A recent study [33] proposed a short form of the WBIS-M, comprising three items (“I feel anxious about my weight because of what people might think of me”, “Whenever I think a lot about my weight, I feel depressed”, “I hate myself for my weight”). Results suggested that this measure can be interpreted similarly regardless of gender, age, and weight status [33], and the suggested factor structure has also been supported in a sample of Lebanese adults – using an Arabic version of the WBIS-3 [34]. However, as a structural equation model with only three indicators and one latent variable, it has zero degrees of freedom and is thus ‘just-identified’; model fit cannot be tested with standard CFA approaches and necessitates different methods (e.g., see [35]) and was therefore not evaluated in the current study.

Strengths and limits

This is one of only a few studies assessing the structural validity and psychometric properties of the English-language WBIS-M and, additionally, directly compares the performance of three different versions. Commonly used and well-validated measures were used to assess construct validity and findings suggest that one item of the WBIS-M may be (statistically) redundant and removed without compromising key advantages of the questionnaire.

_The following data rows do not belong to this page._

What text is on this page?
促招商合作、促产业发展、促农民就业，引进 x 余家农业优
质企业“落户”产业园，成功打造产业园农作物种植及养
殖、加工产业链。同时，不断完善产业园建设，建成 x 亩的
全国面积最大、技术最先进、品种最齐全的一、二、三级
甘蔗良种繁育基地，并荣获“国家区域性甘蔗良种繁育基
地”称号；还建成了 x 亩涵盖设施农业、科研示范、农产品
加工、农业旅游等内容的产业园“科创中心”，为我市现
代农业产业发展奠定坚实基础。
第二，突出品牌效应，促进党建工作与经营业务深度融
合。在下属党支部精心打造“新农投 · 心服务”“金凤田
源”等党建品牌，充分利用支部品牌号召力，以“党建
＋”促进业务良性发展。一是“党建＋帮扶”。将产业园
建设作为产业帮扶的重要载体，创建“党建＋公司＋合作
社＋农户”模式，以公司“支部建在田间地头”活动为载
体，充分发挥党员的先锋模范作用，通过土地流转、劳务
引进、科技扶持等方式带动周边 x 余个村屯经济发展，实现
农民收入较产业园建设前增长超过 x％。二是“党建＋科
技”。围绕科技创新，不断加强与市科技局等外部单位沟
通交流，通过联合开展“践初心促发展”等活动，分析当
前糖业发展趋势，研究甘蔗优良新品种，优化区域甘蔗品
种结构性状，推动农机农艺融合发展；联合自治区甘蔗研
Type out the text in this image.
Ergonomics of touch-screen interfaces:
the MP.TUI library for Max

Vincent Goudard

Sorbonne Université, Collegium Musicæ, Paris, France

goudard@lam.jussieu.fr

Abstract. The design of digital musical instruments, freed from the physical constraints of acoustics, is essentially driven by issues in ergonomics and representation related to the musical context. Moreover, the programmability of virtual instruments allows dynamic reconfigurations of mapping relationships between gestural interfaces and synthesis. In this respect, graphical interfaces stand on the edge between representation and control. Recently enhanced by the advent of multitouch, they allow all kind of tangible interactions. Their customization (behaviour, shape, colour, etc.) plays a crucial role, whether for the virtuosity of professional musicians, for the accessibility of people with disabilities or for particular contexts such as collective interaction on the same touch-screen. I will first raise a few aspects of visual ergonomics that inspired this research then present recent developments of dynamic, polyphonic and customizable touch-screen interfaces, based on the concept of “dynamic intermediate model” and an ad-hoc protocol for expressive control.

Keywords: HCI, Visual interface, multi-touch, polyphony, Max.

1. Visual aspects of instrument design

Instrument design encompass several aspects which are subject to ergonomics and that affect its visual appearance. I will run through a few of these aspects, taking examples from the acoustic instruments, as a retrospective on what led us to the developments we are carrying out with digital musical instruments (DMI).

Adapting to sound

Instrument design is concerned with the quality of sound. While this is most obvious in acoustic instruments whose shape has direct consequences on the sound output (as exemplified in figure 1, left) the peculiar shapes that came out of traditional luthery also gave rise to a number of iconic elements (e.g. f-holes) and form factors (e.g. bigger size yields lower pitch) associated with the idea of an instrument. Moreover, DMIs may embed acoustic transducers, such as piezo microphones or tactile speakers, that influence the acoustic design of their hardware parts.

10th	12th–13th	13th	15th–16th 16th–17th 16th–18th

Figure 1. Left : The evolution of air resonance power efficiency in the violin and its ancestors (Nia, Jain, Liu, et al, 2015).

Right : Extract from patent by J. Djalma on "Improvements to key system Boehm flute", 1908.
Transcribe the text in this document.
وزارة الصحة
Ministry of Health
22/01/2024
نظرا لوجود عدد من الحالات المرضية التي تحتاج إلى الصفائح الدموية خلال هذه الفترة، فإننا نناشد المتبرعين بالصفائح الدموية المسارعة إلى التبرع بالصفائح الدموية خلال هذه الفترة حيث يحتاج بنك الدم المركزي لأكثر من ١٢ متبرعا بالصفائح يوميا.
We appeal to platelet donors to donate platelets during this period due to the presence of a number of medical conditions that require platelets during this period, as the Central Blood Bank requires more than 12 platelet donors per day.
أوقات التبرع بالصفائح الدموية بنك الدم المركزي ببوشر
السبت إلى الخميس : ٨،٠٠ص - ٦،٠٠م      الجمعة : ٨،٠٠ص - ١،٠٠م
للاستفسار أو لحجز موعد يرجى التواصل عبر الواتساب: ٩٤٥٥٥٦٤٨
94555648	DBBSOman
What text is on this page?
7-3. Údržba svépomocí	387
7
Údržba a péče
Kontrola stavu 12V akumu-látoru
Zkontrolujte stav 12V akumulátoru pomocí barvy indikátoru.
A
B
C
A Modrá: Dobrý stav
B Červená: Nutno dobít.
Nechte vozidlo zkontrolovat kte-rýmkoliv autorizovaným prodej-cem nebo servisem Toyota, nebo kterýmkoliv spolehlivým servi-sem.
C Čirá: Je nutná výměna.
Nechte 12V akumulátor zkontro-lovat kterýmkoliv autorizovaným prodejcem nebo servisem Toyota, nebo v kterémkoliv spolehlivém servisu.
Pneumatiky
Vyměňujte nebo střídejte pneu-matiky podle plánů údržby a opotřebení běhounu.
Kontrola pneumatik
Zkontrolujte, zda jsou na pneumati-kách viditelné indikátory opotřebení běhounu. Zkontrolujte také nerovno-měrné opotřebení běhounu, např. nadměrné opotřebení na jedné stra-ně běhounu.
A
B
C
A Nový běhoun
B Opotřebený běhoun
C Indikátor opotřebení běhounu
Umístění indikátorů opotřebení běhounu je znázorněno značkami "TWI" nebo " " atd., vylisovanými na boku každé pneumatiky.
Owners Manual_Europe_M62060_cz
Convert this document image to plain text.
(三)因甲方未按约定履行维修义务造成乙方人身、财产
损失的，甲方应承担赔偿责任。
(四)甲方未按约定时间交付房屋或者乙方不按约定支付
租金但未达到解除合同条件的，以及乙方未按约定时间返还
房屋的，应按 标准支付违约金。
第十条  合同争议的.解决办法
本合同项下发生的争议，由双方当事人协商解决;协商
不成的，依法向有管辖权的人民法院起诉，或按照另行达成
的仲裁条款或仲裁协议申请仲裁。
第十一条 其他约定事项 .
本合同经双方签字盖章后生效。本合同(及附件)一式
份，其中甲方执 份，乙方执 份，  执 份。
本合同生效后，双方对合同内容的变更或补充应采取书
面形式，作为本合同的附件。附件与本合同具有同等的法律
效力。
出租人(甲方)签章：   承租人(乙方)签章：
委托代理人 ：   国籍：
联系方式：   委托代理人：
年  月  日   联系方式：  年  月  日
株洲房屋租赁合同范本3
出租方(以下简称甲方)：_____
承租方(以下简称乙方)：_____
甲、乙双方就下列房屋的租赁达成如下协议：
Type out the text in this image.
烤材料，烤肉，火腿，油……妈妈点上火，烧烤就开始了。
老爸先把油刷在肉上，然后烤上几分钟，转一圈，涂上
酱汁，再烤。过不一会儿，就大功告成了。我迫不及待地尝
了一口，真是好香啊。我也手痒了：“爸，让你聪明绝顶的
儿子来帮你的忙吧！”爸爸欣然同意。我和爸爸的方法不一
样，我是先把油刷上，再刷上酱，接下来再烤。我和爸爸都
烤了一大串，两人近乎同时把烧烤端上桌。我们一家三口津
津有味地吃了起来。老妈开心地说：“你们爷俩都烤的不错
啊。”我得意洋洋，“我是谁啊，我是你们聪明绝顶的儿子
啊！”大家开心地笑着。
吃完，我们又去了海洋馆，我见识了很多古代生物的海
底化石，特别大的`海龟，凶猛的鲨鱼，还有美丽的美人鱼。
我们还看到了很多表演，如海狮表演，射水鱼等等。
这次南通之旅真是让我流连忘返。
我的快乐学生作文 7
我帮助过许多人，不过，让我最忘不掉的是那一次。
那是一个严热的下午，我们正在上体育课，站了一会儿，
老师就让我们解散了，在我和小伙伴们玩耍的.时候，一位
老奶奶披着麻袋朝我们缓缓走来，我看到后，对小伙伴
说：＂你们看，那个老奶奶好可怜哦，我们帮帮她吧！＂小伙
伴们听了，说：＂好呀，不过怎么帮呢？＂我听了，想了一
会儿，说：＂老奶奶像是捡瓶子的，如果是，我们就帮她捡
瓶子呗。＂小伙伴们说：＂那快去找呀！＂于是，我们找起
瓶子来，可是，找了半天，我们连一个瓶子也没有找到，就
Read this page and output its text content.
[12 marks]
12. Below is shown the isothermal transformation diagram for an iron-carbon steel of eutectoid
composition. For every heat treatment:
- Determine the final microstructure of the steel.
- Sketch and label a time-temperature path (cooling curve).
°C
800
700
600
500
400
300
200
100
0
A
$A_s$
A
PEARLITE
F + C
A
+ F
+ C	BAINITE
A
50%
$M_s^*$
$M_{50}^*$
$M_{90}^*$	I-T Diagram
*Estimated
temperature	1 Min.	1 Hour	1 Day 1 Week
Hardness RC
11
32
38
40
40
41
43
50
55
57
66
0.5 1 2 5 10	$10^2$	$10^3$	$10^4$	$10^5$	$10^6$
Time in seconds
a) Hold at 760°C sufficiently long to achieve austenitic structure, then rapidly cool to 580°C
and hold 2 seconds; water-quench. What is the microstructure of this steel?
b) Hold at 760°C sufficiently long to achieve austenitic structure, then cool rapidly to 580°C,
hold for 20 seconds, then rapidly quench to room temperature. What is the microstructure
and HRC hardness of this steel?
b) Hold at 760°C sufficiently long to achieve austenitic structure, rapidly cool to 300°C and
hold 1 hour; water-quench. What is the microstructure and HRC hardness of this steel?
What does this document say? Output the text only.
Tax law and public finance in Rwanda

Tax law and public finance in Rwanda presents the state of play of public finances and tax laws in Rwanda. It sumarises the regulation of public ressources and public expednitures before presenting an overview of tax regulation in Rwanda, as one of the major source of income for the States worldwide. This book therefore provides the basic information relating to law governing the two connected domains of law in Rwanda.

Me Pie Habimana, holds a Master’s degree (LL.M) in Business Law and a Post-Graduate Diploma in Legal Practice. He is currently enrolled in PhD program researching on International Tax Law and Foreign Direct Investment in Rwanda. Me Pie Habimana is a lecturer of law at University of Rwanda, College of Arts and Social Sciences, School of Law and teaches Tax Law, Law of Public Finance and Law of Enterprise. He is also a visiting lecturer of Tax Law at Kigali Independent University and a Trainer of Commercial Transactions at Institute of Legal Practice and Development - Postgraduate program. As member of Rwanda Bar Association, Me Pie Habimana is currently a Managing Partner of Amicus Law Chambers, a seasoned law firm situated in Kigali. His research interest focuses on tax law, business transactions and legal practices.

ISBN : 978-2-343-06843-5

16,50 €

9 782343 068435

Whilst there is good reason to support the interpretation of the findings based on fit indices (e.g., [26,27,28,29, 32]), there are some inconsistencies, particularly when compared to relatively close-fitting models reported in the literature (e.g., CFI of 0.977 [14] and Goodness-of-Fit Index of 0.989 [9]; cf. [12]). Further study, ideally with larger samples, modern methods, and diverse groups might help clarify this. Similarly, whilst the sample size of the current study was adequate for CFA, this might have affected interpretation of some fit indices [30], and small subgroups (e.g., men) did not afford testing of measurement invariance of the WBIS-M. Finally, convergent validity could have been further assessed through inclusion of measures assessing weight stigma or WBI.

What is already known on this subject?

The WBIS-M has shown acceptable psychometric properties across several international samples. However, there has been limited assessment of a 10-item version of this measure, few empirical comparisons of different versions, and a dearth of work with university students, who are at elevated risk for internalised weight bias.

What this study adds

The current study offers further support for the unidimensionality of the WBIS-M in a UK student sample, suggesting that a 10-item version shows sound psychometric properties and excludes one item which evidences poor relationships to the overall score. The findings show that internalised weight bias is strongly related to depression, anxiety, eating pathology, and BMI.